The study gives a detailed portrait of what kinds of products cause injuries, what the high, low and median recoveries are likely to be, what percentage of plaintiffs prevail, and what kinds of settlements have been achieved before trial.
It breaks down different kinds of products liability cases into three different groups—products liability cases involving industrial, construction, commercial and farm products; cases involving transportation products; and cases involving consumer and medical products. First, the study lays out the percentages, and then for each group it presents tables giving the awards. Finally, it discusses settlements.

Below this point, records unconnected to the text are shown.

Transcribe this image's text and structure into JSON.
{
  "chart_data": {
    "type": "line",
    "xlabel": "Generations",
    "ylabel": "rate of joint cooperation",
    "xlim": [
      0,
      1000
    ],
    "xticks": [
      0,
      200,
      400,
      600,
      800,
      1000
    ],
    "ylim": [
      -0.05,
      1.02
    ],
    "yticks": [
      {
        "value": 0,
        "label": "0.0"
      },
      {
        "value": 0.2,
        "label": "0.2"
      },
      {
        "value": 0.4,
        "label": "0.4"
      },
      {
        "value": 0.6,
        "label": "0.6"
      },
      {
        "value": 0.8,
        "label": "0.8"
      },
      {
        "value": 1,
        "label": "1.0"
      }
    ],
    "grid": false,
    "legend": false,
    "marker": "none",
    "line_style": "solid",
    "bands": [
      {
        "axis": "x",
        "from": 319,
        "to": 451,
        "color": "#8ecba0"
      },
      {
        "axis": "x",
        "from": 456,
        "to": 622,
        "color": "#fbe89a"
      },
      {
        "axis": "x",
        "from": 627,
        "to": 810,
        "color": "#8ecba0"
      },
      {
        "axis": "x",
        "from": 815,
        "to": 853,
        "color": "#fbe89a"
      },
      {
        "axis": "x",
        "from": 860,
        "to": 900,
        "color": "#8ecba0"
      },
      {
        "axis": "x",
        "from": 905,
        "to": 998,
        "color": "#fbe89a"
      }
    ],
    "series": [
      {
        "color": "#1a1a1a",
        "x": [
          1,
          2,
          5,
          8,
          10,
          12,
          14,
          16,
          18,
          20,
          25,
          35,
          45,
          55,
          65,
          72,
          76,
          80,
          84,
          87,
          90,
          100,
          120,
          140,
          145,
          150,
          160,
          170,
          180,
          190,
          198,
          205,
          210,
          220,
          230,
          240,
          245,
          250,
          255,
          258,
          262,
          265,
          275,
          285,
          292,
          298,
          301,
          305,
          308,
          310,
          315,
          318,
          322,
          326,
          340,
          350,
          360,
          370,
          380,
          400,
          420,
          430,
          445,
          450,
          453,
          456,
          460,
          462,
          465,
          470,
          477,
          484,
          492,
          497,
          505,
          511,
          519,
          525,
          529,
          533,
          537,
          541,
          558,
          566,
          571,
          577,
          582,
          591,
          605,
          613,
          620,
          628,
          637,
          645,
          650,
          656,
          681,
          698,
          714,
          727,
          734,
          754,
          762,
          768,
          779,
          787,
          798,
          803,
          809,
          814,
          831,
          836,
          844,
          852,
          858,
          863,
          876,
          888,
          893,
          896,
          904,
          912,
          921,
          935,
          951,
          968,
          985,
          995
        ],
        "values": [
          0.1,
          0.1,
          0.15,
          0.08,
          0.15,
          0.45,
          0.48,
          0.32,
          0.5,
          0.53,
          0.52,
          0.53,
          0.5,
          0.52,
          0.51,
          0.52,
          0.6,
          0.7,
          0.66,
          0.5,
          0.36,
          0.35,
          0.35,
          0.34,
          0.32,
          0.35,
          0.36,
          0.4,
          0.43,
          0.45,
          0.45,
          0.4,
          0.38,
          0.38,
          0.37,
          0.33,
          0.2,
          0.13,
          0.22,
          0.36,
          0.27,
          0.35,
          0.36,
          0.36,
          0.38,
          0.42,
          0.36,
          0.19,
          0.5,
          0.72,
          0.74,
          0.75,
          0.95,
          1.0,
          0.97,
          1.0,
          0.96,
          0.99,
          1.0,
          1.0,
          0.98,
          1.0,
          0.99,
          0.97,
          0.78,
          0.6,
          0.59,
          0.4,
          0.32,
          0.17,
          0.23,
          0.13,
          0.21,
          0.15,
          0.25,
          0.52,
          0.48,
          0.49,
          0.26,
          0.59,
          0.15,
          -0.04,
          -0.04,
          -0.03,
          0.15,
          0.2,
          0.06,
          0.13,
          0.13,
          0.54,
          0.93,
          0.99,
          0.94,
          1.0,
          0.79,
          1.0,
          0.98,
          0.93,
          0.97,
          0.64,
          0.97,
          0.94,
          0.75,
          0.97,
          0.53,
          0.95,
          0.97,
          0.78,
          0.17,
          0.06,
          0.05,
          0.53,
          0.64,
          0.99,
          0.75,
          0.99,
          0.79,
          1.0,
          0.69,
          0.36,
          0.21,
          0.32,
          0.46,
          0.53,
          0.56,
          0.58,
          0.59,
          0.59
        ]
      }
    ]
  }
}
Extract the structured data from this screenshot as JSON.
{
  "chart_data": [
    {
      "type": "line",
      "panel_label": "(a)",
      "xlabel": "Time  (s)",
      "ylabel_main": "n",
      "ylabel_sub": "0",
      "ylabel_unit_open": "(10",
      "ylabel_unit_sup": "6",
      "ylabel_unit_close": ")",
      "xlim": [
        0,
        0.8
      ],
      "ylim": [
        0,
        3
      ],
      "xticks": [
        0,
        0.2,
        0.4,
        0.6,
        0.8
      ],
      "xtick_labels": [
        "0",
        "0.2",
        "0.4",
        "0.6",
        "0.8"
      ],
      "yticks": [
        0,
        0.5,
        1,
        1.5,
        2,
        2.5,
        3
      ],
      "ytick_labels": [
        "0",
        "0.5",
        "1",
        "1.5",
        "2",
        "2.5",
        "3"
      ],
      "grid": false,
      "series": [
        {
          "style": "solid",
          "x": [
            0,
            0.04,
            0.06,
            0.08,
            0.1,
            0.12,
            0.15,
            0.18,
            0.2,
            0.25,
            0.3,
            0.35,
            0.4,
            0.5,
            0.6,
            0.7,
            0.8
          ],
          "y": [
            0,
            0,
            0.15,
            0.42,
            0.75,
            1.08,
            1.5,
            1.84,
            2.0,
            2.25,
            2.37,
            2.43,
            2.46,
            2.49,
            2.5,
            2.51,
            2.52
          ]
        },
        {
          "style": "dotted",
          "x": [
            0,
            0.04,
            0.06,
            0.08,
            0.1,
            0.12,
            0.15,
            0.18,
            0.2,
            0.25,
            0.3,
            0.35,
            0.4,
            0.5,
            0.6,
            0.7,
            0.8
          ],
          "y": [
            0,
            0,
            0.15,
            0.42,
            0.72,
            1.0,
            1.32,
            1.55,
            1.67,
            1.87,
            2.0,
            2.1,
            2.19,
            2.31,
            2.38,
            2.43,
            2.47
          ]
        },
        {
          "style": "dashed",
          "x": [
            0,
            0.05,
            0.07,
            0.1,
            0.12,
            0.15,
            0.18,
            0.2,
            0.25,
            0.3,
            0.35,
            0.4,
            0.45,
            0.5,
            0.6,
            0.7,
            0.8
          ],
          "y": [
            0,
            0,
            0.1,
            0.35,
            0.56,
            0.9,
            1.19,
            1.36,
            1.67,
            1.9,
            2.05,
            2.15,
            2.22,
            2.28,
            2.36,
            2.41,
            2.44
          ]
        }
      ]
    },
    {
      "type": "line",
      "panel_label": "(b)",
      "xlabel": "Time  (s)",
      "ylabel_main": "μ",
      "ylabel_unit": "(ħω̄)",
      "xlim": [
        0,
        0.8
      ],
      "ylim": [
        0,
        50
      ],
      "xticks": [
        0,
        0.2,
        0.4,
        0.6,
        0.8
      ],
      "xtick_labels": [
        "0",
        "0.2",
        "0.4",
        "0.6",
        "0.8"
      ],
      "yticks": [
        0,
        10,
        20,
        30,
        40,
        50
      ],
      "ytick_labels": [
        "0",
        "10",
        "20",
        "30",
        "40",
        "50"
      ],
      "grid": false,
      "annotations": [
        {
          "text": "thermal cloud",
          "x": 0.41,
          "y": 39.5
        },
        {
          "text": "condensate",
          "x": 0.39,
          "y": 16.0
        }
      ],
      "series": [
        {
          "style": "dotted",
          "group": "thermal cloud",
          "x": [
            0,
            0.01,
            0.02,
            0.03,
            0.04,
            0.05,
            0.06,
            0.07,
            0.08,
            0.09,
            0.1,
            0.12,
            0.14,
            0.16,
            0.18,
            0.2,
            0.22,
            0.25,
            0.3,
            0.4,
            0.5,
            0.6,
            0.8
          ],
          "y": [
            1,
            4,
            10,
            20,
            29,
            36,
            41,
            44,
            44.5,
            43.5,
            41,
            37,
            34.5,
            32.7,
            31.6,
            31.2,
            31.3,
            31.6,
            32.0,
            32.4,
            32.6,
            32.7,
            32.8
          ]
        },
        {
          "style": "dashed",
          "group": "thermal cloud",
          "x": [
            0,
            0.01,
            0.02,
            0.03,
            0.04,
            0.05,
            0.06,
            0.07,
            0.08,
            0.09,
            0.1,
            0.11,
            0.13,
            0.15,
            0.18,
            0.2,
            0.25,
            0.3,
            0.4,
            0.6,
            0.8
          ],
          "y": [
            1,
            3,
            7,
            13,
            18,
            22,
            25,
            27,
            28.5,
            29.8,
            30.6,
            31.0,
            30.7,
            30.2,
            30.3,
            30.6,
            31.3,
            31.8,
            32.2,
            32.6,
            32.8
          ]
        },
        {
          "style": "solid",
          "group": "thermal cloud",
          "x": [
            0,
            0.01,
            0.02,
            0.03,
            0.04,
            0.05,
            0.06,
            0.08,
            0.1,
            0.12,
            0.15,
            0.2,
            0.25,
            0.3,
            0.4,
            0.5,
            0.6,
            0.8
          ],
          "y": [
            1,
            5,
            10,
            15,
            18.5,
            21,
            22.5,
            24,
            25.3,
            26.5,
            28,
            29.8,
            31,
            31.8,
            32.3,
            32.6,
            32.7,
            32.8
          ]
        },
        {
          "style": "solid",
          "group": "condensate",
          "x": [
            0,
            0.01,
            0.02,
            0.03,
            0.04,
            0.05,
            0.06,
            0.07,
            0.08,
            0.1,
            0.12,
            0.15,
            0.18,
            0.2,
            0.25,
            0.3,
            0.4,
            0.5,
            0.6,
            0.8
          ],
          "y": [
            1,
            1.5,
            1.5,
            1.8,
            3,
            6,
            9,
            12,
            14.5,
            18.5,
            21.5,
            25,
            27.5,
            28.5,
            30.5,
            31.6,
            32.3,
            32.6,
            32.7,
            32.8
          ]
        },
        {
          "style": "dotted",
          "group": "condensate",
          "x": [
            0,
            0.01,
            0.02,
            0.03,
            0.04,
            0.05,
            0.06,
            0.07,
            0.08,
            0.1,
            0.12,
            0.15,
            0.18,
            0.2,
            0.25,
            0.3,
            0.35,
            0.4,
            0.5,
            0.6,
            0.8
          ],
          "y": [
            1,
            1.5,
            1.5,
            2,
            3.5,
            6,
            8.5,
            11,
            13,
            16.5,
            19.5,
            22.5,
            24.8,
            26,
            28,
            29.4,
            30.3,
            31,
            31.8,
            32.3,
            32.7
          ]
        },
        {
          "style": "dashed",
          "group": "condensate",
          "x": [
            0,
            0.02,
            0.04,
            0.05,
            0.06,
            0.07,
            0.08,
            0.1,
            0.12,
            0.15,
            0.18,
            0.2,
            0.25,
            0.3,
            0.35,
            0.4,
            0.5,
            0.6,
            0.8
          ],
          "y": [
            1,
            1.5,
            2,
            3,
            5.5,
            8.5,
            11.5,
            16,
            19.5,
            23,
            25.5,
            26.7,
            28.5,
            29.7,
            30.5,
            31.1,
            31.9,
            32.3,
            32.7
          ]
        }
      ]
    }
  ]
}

As an example, asbestos falls in the first group. The study “examines all cases involving products containing asbestos in industrial, construction, commercial and farm products liability claims. Plaintiffs in these cases claimed that they suffered such conditions as mesothelioma, pleural thickening and lung cancer as a result of the presence of asbestos containing materials.” The “plaintiff recovery probability” is 74 percent, the highest of any of the 12 general categories.